To determine the drawback of variable interest rates for borrowers, let's examine the options provided.

a. Variable interest rates are predictable and harder for borrowers to budget for: This statement is incorrect. Variable interest rates are actually unpredictable, meaning they can fluctuate over the loan term. Therefore, it doesn't accurately address the drawback.

b. Variable interest rates are initially higher than fixed interest rates: This statement is also incorrect. Variable interest rates are typically lower in the beginning compared to fixed interest rates, although they can increase later. Hence, it doesn't accurately address the drawback.

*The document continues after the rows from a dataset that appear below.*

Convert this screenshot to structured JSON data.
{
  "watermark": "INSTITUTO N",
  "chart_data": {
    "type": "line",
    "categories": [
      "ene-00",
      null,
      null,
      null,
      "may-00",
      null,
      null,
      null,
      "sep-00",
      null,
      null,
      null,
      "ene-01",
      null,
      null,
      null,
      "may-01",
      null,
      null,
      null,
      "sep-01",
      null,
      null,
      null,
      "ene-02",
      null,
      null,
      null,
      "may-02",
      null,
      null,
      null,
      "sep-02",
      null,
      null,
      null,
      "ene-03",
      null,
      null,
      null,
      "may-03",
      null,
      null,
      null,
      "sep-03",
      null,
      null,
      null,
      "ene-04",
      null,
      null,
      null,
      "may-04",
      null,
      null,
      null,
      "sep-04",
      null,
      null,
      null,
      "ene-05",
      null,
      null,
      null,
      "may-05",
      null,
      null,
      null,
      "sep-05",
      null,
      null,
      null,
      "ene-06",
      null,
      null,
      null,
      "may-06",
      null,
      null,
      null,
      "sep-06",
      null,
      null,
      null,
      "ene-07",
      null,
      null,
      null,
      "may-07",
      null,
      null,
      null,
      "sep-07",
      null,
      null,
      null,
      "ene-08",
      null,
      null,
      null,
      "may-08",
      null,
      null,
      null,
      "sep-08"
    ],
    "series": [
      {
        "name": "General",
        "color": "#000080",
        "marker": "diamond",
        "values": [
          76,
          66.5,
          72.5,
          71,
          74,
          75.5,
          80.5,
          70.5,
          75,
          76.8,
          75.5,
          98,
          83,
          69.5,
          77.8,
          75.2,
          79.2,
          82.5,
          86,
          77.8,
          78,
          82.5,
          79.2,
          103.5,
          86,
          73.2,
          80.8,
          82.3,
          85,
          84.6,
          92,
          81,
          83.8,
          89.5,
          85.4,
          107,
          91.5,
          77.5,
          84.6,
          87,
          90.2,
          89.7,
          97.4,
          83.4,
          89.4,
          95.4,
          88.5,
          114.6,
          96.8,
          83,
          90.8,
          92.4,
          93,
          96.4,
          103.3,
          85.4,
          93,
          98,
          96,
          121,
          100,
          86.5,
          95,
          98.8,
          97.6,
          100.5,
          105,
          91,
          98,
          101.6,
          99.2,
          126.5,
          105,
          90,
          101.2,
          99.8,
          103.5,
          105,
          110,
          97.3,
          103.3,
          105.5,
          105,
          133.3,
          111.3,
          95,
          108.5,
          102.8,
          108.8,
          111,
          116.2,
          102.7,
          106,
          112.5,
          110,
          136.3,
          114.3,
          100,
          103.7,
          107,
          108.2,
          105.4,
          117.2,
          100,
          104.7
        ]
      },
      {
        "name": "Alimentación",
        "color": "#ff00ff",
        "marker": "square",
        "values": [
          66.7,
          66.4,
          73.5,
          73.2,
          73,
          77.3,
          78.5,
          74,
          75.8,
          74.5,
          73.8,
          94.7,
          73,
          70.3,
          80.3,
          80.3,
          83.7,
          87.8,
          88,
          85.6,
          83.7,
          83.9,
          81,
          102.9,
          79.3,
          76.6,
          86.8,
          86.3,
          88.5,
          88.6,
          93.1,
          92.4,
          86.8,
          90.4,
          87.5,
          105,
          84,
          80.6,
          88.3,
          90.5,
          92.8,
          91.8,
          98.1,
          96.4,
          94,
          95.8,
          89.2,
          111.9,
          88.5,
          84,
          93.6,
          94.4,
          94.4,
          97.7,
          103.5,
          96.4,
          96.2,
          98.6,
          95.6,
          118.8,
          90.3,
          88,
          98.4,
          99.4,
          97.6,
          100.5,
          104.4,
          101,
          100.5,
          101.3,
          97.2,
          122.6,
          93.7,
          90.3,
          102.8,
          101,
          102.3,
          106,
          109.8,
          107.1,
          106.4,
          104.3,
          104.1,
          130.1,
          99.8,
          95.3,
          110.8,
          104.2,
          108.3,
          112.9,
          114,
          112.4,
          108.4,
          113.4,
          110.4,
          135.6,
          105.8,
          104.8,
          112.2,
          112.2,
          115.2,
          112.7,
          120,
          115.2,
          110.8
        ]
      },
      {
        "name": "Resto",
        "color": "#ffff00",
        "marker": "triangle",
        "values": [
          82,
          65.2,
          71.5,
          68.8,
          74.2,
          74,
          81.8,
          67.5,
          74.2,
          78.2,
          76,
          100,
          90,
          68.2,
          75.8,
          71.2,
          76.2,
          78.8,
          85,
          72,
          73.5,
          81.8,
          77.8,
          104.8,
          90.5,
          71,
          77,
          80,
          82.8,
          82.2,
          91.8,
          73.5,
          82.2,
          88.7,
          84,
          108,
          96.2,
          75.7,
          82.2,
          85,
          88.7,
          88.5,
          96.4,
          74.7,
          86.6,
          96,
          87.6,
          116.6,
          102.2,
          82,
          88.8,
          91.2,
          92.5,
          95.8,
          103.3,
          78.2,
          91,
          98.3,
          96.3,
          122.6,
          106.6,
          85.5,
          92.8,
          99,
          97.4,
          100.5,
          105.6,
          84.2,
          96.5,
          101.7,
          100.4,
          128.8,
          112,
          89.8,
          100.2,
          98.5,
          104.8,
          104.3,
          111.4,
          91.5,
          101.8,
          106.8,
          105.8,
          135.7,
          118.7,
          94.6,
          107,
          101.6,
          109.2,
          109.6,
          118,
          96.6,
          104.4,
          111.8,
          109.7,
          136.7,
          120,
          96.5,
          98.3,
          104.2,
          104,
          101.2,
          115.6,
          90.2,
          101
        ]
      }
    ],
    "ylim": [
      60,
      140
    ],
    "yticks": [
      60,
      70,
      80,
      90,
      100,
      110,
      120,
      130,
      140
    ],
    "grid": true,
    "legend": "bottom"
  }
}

c. Variable interest rates can increase until the borrower can no longer afford them: This statement accurately represents a drawback of variable interest rates. As the name suggests, the interest rates can vary, and there is a possibility that they may increase over time. This increase can lead to higher monthly payments, potentially making it difficult for borrowers to repay their loans.

d. Variable interest rates can decrease and save borrowers money: This statement is true, but it does not represent a drawback. Variable interest rates have the potential to decrease, which can benefit borrowers by reducing their monthly payments and saving them money.

Considering the above options, the correct answer to the question is c. Variable interest rates can increase until the borrower can no longer afford them.